During a crawl, a bot moves through a website. Some URLs won't show up in the crawl results at all; some pages are known, but aren't crawled. And some are hit by the Oncrawl bot, but not analyzed.
Below, we'll talk about how to know what pages the Oncrawl bot can find, what pages it will crawl, and what pages it analyzes.
What types of pages does the Oncrawl bot know about?
The Oncrawl bot knows the following pages exist:
Any pages that are linked to or from a known page, even if the link is a nofollow link.
These are all pages in the site structure created by internal links.Any pages that are listed in additional sources: sitemaps, data ingestion files, or connected datasets (Google Analytics, Adobe Analytics, Piano Analytics (AT Internet), Majestic backlinks, Google Search Console, log data...).
Some of these pages might not be part of the site structure created by internal links. In this case, they are called orphan pages.
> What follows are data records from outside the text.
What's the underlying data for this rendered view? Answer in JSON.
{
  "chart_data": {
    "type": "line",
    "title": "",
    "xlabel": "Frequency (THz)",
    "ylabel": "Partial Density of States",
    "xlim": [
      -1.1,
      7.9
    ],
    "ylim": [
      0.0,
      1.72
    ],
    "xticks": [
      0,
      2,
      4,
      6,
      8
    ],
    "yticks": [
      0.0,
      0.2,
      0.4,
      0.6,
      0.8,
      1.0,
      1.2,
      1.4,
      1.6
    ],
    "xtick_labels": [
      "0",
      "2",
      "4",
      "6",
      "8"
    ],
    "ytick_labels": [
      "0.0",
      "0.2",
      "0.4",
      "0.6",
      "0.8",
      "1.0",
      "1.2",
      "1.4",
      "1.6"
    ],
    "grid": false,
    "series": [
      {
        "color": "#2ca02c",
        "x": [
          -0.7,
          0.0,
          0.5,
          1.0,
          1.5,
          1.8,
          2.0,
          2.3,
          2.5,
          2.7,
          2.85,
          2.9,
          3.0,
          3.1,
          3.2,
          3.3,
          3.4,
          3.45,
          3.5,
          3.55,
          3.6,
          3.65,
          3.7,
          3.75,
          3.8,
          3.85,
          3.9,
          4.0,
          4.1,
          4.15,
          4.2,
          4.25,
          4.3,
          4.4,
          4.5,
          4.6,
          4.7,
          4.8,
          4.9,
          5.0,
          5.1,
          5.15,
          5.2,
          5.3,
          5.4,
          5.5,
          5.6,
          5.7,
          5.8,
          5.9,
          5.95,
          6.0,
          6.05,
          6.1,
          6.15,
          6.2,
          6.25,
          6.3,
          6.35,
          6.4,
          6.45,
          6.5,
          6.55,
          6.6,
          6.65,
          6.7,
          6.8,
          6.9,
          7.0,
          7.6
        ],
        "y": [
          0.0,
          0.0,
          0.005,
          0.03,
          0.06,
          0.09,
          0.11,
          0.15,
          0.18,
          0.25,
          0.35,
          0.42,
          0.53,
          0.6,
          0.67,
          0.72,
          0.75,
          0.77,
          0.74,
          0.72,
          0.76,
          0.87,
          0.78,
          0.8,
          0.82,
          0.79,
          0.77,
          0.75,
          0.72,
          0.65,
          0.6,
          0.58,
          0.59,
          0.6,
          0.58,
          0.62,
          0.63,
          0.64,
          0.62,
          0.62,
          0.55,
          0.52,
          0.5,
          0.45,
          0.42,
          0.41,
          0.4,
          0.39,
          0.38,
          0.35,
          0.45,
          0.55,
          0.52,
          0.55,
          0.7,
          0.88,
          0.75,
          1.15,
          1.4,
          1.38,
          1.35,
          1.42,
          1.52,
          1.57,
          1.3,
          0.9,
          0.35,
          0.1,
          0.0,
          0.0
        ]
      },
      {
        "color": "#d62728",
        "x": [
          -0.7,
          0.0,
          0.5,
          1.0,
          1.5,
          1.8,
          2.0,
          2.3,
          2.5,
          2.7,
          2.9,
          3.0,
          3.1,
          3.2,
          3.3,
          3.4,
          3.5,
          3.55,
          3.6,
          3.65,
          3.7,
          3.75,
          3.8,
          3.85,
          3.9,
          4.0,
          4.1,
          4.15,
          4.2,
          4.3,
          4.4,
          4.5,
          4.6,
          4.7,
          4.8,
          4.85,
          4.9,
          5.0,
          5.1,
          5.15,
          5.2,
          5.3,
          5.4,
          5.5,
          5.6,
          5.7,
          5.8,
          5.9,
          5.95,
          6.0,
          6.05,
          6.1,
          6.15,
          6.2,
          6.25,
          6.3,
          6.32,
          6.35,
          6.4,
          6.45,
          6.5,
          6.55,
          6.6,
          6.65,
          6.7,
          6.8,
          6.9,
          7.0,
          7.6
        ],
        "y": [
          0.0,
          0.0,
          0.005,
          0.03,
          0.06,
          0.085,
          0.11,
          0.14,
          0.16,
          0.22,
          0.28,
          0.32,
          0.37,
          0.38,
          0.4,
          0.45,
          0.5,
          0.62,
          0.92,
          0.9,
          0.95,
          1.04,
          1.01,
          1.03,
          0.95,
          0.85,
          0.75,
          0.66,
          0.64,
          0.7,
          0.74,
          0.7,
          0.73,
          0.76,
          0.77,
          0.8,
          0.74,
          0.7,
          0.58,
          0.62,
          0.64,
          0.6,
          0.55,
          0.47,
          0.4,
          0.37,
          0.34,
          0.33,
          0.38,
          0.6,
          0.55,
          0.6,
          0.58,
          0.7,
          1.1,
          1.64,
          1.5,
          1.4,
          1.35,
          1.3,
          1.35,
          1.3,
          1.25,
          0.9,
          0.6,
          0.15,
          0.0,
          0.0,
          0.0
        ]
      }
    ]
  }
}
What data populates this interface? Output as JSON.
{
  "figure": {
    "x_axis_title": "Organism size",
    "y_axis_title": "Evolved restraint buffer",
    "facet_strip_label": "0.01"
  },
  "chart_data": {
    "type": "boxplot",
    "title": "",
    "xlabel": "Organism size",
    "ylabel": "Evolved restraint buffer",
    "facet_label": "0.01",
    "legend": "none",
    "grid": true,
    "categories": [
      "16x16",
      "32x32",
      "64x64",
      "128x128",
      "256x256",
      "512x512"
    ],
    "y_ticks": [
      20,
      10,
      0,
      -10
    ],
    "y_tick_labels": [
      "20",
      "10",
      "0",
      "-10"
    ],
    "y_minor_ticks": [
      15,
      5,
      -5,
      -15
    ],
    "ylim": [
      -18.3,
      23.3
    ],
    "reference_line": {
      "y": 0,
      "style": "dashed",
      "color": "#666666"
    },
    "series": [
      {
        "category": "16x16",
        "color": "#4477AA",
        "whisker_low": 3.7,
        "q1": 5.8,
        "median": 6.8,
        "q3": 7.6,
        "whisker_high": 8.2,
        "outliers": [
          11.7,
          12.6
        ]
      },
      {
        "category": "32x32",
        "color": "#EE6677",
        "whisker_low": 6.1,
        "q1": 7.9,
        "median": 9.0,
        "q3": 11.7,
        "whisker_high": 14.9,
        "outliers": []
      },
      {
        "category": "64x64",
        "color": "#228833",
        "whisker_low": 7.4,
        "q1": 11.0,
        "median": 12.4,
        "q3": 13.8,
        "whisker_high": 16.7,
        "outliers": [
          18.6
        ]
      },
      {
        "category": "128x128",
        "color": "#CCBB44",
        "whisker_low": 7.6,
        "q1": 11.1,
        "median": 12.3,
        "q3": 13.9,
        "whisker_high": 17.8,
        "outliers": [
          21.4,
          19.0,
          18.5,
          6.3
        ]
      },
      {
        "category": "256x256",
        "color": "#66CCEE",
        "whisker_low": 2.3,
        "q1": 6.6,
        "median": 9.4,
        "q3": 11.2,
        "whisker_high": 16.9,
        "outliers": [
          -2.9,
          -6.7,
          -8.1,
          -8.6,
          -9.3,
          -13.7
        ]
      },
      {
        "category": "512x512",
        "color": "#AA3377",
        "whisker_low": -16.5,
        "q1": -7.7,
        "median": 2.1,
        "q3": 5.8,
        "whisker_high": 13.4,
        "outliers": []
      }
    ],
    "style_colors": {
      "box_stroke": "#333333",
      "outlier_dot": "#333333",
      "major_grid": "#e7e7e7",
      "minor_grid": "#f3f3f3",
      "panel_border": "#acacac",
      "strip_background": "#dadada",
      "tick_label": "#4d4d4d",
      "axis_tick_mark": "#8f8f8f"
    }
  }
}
Unless they appear in additional sources, the Oncrawl bot does not know about pages in directories that are denied to robots in the robots.txt file.
What types of pages are crawled by the Oncrawl bot?
Just because the Oncrawl bot has learned a page exists doesn't mean it will be crawled.
We crawl pages that fall within the scope of the crawl setup and that don't forbid bots via robots.txt (or a virtual robots.txt, if you use one). This might include:
HTML pages in your domains' site structure, up to the page depth and number of URLs used as crawl limits
HTML pages in subdomains, if you checked crawl subdomains
HTML pages with a meta noindex tag (as a reminder, these pages can be crawled, but not indexed by search engine bots), pages with HTTP error status codes, canonicalized pages...
This behavior can be modified when setting up a crawl, in the Crawler behavior section.
We fetch, or retrieve information for all of the pages we crawl. In the Data Explorer, you can find information about the crawl by adding columns related to the Oncrawl bot, such as:
Fetch status: whether or not the bot received a response
Fetch date: the date and time of the bot hit on the page
What types of pages are analyzed in the crawl results dashboards and charts?
Most of the Oncrawl charts are based on compliant pages:
The page's meta robots tags allow the page to be indexed.
The page's HTTP status code is OK (200).
The page has no canonical URL or is its own canonical URL.
The page is an HTML page (as opposed to a resource, such as a CSS file or an image file).
You can check what pages are included in a chart by clicking on the chart to see the Oncrawl Query Language filter in the Data Explorer that corresponds to the chart.
What information is retrieved for an analyzed page?
All of the information Oncrawl obtains about a page is available on the URL details page. You can find this page under Tools at the bottom of the sidebar in any crawl report.